Конечно, она должна была подозревать меня. Если бы не я, то ничего этого не случилось бы. И в то же самое время убийца не я. Она ушла, но этот подарок, оставленный дочерью на прощание, был бесценным. Я верила, что Энджи вернется, поэтому легко ее отпустила. Я осознала, как люблю дочь. Чарли тоже ее любит. Я радовалась, что у нее есть он. Эти отношения надо беречь и лелеять. Я поняла это по тому, как Энджи стояла под сиренью, как она положила руку себе на живот, как напряглась ткань ее юбки. Она что, беременна? Дочь взяла конверт и отправилась в полицию. Теперь она сильна и решительна в своем гневе. Я попыталась представить себе эту картину. Сестра Амалия, высокая и далекая от раскаяния, стоит в дверях своего автофургона. Внизу полицейские задают ей вопросы. Смогу ли я когда-либо встретиться с ней, чтобы спросить, зачем она это сделала? А надо ли? Она целовала меня несколько раз. Она говорила, что боготворит меня как избранную. Вот только Амалия всегда поступала так, как ей заблагорассудится.
Мои мысли прервал крик Анонима из дома: сержант возвращается, надо отправляться ремонтировать пролом в ограде периметра. Мальчишка крикнул ему что-то в ответ. Хлопнула дверь. Видно, что-то забыл. Тишина. Они ушли, а я осталась наедине с разоблачениями. Они составляли мне необычную компанию.
Это была сестра Амалия, не я. Странно. Я так долго жила с этой мыслью, что теперь даже не знаю, как буду жить дальше, узнав, что невиновна. И не Марк. Однако существовало наследие прошлых мыслей. То, что я допускала, будто бы убийцей может быть Марк, уже уронило свою каплю яда в колодец.
Велл. У Люсьена есть две могилы. Энджи пойдет на кладбище со свистулькой, а я позже, когда охранники закончат ремонт, должна найти в себе силы отправиться к озеру с бабочкой в руках и осознанием того, что же я знаю.
Кажется, на этот раз они задерживались. Не знаю почему. Возможно потому, что, когда ждешь, время течет медленнее. Когда Мальчишка вернулся, отремонтировав наконец электроограду, он застал меня за подготовкой Анны-Лизы к вечерней дойке.
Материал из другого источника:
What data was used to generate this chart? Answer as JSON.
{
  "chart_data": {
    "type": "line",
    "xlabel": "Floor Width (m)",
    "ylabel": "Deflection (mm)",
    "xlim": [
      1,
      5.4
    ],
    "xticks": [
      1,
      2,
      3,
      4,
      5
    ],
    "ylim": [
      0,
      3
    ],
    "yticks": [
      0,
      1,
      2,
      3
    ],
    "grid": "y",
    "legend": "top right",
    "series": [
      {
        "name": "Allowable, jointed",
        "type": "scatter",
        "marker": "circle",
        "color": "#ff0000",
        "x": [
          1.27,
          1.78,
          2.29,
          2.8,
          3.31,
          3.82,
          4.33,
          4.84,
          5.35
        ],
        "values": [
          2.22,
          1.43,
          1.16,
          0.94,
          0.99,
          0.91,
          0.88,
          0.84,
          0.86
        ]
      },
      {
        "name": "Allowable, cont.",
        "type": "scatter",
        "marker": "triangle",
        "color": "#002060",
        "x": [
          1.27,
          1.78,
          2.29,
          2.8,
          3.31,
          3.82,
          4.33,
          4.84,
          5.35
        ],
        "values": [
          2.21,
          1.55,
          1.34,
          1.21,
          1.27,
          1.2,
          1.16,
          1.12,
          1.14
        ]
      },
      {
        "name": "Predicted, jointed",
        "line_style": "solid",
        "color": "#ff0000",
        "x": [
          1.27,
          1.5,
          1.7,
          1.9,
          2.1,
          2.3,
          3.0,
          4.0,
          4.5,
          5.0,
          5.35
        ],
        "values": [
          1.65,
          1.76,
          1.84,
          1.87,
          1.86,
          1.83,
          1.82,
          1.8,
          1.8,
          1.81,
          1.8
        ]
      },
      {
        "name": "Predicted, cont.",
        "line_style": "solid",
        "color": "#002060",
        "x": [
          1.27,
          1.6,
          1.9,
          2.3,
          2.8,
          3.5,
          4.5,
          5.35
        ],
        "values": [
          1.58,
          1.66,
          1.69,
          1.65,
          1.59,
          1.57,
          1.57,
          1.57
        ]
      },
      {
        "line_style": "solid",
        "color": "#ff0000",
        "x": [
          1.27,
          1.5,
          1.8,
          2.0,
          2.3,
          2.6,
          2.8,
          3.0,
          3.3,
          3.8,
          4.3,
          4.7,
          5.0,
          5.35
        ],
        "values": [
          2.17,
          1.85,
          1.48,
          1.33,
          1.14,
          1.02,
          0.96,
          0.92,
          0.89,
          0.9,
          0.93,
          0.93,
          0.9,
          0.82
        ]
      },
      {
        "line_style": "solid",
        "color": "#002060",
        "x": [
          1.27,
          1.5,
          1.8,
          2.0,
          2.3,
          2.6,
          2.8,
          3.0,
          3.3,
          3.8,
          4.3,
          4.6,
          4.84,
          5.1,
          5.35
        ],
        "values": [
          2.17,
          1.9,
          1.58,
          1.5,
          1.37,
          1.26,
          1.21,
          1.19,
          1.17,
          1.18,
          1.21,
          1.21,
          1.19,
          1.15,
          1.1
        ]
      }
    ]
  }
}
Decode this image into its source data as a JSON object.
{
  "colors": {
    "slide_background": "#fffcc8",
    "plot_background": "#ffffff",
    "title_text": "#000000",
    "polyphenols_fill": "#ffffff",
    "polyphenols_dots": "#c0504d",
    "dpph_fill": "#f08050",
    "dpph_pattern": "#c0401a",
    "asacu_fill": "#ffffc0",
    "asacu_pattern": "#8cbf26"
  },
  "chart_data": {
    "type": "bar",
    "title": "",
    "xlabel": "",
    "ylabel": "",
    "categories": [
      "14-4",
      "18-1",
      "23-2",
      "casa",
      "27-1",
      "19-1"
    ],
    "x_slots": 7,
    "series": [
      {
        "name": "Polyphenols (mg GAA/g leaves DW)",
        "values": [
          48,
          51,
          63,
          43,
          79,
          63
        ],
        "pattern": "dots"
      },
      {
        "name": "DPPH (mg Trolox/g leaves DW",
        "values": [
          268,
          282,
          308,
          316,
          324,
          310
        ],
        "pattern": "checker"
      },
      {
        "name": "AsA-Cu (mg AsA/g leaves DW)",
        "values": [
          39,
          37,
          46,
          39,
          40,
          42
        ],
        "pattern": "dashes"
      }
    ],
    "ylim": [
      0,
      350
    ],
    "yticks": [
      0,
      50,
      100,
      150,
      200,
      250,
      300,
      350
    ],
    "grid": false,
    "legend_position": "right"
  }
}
Доить корову было непросто, но теперь я находила определенное душевное успокоение, прихлопывая жужжащих трипсов и раскидывая сено. Я спросила, как там сейчас Веллвуд.
– А что такое? – удивился он.
– Сама не знаю. Глупости. Я подумала, что, возможно, теперь там все по-другому, особенно сейчас, когда мы все знаем.
– А я могу узнать? – мягко поинтересовался Мальчишка.
Да, ему можно. Я сообщила парню содержание письма Джеки. Это избавило меня от последних сомнений. Вопросы и замечания Мальчишки помогли мне прояснить кое-какие не до конца понятые места.
– Я и раньше был уверен, что это не ты, – сказал он, когда я закончила изобличать чужую ложь.
– Как бы там ни было, но именно это я имела в виду, когда спросила тебя о том, что чувствуешь, когда ходишь по Веллвуду, – сказала я.
Мальчишка наполнил ведро водой и закрыл кран, но тонкая струйка, капающая в ведро, нарушала тишину, читая свою мантру раннему вечеру, преисполненному беспокойных мыслей.
Спустя несколько минут Мальчишка перенес ведро над оградой стойла и поставил возле коровы.
– Если хочешь знать, там немного жутковато, – сказал он.
– Жутковато?
– Я прежде нормально себя чувствовал там, внизу, хотя и знал, что тело Люсьена обнаружили в озере, но сегодня вечером, – произнес он, тщательно подбирая слова, – мне почудилось, что за мной кто-то наблюдает.
Я подумала о том, что сегодня ночью опять не удастся заснуть. За стенами хлева стремительно сгущались сумерки. Грачи что-то чертили на серебристом небе своими крыльями. Я не могла понять их беглого почерка с завитушками, закорючками и странными символами иностранного алфавита. Я отправлюсь в Велл и сделаю все так, как надо.